Question

is |(-1,-2)| = (|-1|,|-2|)

Answer 1

is that a point on a graph

Answer 2

on properties of absolute value are or not?

Answer 3

oops are they equal or not?

Answer 4

I ment is (-1,-2) a point on a graph or an equation because if its a point on a graph then you take the absolute value of both numbers so yeah basically they would be equal (1 , 2)

Answer 5

(1 , 2) would be the actual point

Answer 6

let h(x)=(-sin(x),-cos(x)) then is |h(x)|=|(-sin(x),-cos(x))|=(sin(x),cos(x))?

Answer 7

I would imagine that |(-1, -2)| means "what is the magnitude of the vector (-1, -2)

Answer 8

are you studying vectors?

Answer 9

yeah this question is very vague

Answer 10

no ,is real analysis

Answer 11

the notation used still looks like it is asking for the magnitude of a vector.
so, if h(x) = (-sin(x), -cos(x))

then:\[|h(x)|=|(-\sin(x), -\cos(x))|=\sqrt{\sin^2(x)+\cos^2(x)}=1\]

Answer 12

actually i am trying to solve this

Answer 13

wait a minute

Answer 14

\[s={(x,y) \epsilon R ^{2}:x ^{2}+y ^{2}}\] S is the unit circle in the plane define
\[h:[0,2\pi)\rightarrow S\] by
\[h(\theta)=(\cos \theta , \sin )\]

Answer 15

@jacobian you meant \(S=\{(x,y)\in\mathbb{R}^2:x^2+y^2=1\}\) anyways yes that is a valid coordinate map

Answer 16

i've try it like this
Let ϵ>0 and a∈R be given.
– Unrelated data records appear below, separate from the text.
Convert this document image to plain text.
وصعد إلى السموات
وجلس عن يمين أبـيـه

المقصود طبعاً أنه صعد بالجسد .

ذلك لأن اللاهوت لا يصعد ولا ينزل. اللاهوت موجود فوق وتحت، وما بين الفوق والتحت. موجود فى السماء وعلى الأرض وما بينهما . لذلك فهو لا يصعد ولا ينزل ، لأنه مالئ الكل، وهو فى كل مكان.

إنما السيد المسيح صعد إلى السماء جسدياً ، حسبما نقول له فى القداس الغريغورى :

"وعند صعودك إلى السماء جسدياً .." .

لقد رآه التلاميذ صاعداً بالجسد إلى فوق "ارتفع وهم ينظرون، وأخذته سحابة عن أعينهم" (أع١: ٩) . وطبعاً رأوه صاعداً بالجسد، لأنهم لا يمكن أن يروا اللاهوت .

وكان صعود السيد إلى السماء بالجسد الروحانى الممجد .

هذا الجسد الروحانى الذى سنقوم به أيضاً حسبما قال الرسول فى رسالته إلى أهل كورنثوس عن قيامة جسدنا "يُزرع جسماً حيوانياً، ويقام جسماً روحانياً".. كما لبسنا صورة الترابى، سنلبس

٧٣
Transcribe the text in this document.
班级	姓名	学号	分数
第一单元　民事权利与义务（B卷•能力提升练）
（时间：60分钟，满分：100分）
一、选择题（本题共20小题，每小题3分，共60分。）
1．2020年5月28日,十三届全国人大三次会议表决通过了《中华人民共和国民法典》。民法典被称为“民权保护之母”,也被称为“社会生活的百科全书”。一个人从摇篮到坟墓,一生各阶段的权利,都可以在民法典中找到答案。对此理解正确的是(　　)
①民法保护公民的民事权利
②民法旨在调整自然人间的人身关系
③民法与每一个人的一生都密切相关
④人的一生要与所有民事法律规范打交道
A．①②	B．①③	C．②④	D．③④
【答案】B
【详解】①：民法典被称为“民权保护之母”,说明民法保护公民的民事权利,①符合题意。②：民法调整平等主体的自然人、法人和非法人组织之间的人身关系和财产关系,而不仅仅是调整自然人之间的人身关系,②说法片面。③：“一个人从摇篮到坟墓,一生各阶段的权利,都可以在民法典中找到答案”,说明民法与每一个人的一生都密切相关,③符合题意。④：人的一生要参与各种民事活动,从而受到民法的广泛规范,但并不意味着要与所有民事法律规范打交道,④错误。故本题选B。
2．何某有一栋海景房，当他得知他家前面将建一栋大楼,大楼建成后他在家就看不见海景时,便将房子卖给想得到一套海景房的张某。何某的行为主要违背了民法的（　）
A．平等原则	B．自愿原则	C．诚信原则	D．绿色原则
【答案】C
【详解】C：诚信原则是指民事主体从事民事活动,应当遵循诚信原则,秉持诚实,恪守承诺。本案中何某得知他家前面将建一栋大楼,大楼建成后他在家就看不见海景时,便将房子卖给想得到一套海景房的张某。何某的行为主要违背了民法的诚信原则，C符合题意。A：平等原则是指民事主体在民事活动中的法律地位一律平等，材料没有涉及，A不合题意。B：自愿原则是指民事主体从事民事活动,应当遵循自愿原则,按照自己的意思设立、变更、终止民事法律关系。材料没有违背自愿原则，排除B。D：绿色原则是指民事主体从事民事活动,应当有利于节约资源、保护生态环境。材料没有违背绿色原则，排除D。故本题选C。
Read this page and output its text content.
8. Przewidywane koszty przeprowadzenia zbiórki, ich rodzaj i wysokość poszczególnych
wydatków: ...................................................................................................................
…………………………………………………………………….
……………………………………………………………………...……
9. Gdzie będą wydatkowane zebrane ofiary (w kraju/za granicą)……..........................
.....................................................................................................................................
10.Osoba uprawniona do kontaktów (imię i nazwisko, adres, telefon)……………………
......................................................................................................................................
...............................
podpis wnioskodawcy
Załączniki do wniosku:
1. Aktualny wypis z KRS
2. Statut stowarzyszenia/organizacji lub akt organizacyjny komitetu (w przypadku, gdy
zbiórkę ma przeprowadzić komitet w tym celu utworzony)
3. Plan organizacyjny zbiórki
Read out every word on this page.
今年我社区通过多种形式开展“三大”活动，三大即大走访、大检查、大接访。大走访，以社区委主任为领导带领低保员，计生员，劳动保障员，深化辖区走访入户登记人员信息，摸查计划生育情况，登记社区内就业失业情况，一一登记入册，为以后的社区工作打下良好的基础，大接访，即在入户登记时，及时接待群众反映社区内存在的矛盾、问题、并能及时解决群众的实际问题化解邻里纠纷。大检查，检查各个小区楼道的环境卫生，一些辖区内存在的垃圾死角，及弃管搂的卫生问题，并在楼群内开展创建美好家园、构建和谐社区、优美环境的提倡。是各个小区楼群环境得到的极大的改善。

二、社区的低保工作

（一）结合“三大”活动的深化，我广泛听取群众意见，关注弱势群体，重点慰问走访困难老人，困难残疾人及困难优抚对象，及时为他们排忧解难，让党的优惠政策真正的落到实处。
Choose δ=ϵ. Then we have that \[|\sin \theta - \sin a|\le 2|\frac{ \theta - a }{ 2 }|\\ = |\theta - a| < \]

Answer 17

this is also similar for cosine they are in the form of \[|\theta - a |<epsilon \]

Answer 18

so if we choose \[\delta = \min \left\{ \delta _{1},\delta _{2}\ \right\} \] we get \[\left| h(\theta) - h(a)\right| = \left| (\cos \theta,\sin \theta) - (\cos a , \sin a)\right|\] then i don't know how to continue

Answer 19

@asnaseer @amistre64 @KingGeorge

Answer 20

are you trying to prove this function \(h:\mathbb{R}\to\mathbb{R}^2\) is continuous...?

Answer 21

nop ,h:[0,2pi)->S